Des payrolls solides placent l’inflation sous les projecteurs
Un nouvel ultimatum a été lancé dans le conflit au Moyen-Orient. L’Iran a jusqu’à 20h00 (heure américaine, 2h00 chez nous) aujourd’hui pour conclure un accord avec les États-Unis. Si rien n'est signé, un déluge de bombes va s'abattre sur les infrastructures (énergétiques) iraniennes. Toute proposition qui ne prévoira pas une "libre circulation du pétrole" (à savoir l’ouverture du détroit d’Ormuz) se heurtera à un "njet" catégorique du président Trump. Téhéran est-il prêt à sacrifier ce levier crucial, sans obtenir des garanties explicites d'un arrêt définitif des hostilités (et pas seulement un cessez-le-feu temporaire) ? Poser la question, c'est y répondre.

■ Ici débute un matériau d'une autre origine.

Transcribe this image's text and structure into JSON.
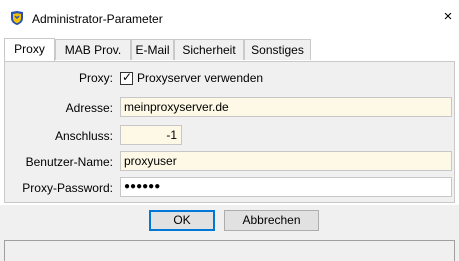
{
  "window": {
    "title": "Administrator-Parameter",
    "close_glyph": "×"
  },
  "tabs": [
    {
      "label": "Proxy",
      "active": true
    },
    {
      "label": "MAB Prov.",
      "active": false
    },
    {
      "label": "E-Mail",
      "active": false
    },
    {
      "label": "Sicherheit",
      "active": false
    },
    {
      "label": "Sonstiges",
      "active": false
    }
  ],
  "form": {
    "proxy_label": "Proxy:",
    "proxy_checkbox_label": "Proxyserver verwenden",
    "proxy_checkbox_checked": true,
    "check_glyph": "✓",
    "address_label": "Adresse:",
    "address_value": "meinproxyserver.de",
    "port_label": "Anschluss:",
    "port_value": "-1",
    "username_label": "Benutzer-Name:",
    "username_value": "proxyuser",
    "password_label": "Proxy-Password:",
    "password_value": "●●●●●●"
  },
  "buttons": {
    "ok": "OK",
    "cancel": "Abbrechen"
  },
  "status": {
    "text": ""
  },
  "colors": {
    "input_yellow": "#fdf9e6",
    "panel_bg": "#f0f0f0",
    "default_button_border": "#0078d7"
  },
  "icons": {
    "app": "shield-icon",
    "close": "close-icon"
  }
}
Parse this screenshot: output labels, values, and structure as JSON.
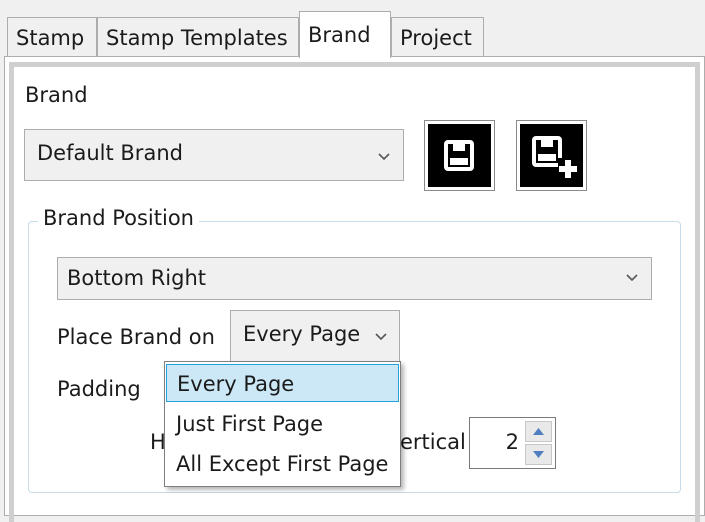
{
  "tabs": [
    {
      "label": "Stamp",
      "active": false
    },
    {
      "label": "Stamp Templates",
      "active": false
    },
    {
      "label": "Brand",
      "active": true
    },
    {
      "label": "Project",
      "active": false
    }
  ],
  "brand": {
    "label": "Brand",
    "selected": "Default Brand",
    "save_icon": "save-icon",
    "save_new_icon": "save-add-icon"
  },
  "position_group": {
    "title": "Brand Position",
    "position_selected": "Bottom Right",
    "place_label": "Place Brand on",
    "place_selected": "Every Page",
    "padding_label": "Padding",
    "horizontal_label": "H",
    "vertical_label": "ertical",
    "vertical_value": "2"
  },
  "place_dropdown": {
    "options": [
      "Every Page",
      "Just First Page",
      "All Except First Page"
    ],
    "selected_index": 0
  },
  "colors": {
    "selection_bg": "#cce8f7",
    "selection_border": "#26a0da",
    "icon_bg": "#000000"
  }
}
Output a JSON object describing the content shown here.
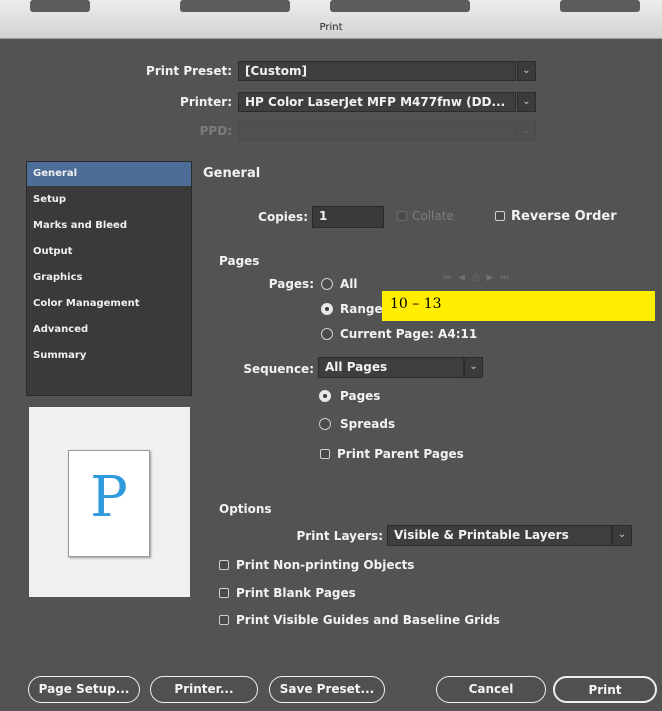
{
  "window": {
    "title": "Print"
  },
  "header": {
    "print_preset_label": "Print Preset:",
    "print_preset_value": "[Custom]",
    "printer_label": "Printer:",
    "printer_value": "HP Color LaserJet MFP M477fnw (DD...",
    "ppd_label": "PPD:",
    "ppd_value": ""
  },
  "sidebar": {
    "items": [
      {
        "label": "General",
        "selected": true
      },
      {
        "label": "Setup"
      },
      {
        "label": "Marks and Bleed"
      },
      {
        "label": "Output"
      },
      {
        "label": "Graphics"
      },
      {
        "label": "Color Management"
      },
      {
        "label": "Advanced"
      },
      {
        "label": "Summary"
      }
    ]
  },
  "preview": {
    "letter": "P",
    "accent_color": "#2f9bdc"
  },
  "general": {
    "section_title": "General",
    "copies_label": "Copies:",
    "copies_value": "1",
    "collate_label": "Collate",
    "reverse_order_label": "Reverse Order"
  },
  "pages": {
    "section_title": "Pages",
    "pages_label": "Pages:",
    "all_label": "All",
    "range_label": "Range:",
    "range_value": "10 – 13",
    "current_page_label": "Current Page: A4:11",
    "sequence_label": "Sequence:",
    "sequence_value": "All Pages",
    "pages_option_label": "Pages",
    "spreads_option_label": "Spreads",
    "print_parent_pages_label": "Print Parent Pages",
    "selected_option": "Range"
  },
  "options": {
    "section_title": "Options",
    "print_layers_label": "Print Layers:",
    "print_layers_value": "Visible & Printable Layers",
    "print_non_printing_label": "Print Non-printing Objects",
    "print_blank_pages_label": "Print Blank Pages",
    "print_visible_guides_label": "Print Visible Guides and Baseline Grids"
  },
  "buttons": {
    "page_setup": "Page Setup...",
    "printer": "Printer...",
    "save_preset": "Save Preset...",
    "cancel": "Cancel",
    "print": "Print"
  },
  "colors": {
    "highlight": "#ffee00",
    "selection": "#4d6d99",
    "background": "#535353"
  },
  "icons": [
    "chevron-down-icon",
    "first-page-icon",
    "previous-page-icon",
    "print-preview-icon",
    "next-page-icon",
    "last-page-icon"
  ]
}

Les ultimatums de Trump sont pour le moins flexibles. Des 48 heures initiales, nous sommes passés à cinq jours et, juste avant son expiration, ce délai a été prolongé de dix jours, jusqu’au 6 avril. Finalement, le "Power Plant & Bridge Day" (le jour des ponts et des centrales) aura lieu le 7 avril. Cette ligne temporelle géopolitique en constante évolution et les répercussions de la guerre régionale ont depuis quelque temps détourné l’attention de l’agenda économique. Pourtant, le long week-end de Pâques qui vient de se terminer avait bien plus à offrir. Vendredi a été marqué par la publication du rapport américain sur le marché de l’emploi (payrolls) pour le mois de mars. La croissance de l’emploi (178 000 postes créés) a dépassé les prévisions les plus optimistes. Les effets de la fin de la grève dans le secteur de la santé, qui avait contribué en février à une contraction de 133 000 emplois, se font aujourd'hui sentir. Mais l’emploi a profité de beaucoup d'autres facteurs. Le nombre de secteurs ayant recruté du personnel n'a plus été aussi élevé depuis plus de deux ans. Le taux de chômage est quant à lui retombé à 4,3 %. Le nombre de personne entrant sur le marché du travail s'est rétréci : à 61,9%, le taux de participation n'avait plus été aussi bas depuis fin 2021. Cette quasi-stagnation de la population active rend la solide progression de l’emploi d’autant plus remarquable.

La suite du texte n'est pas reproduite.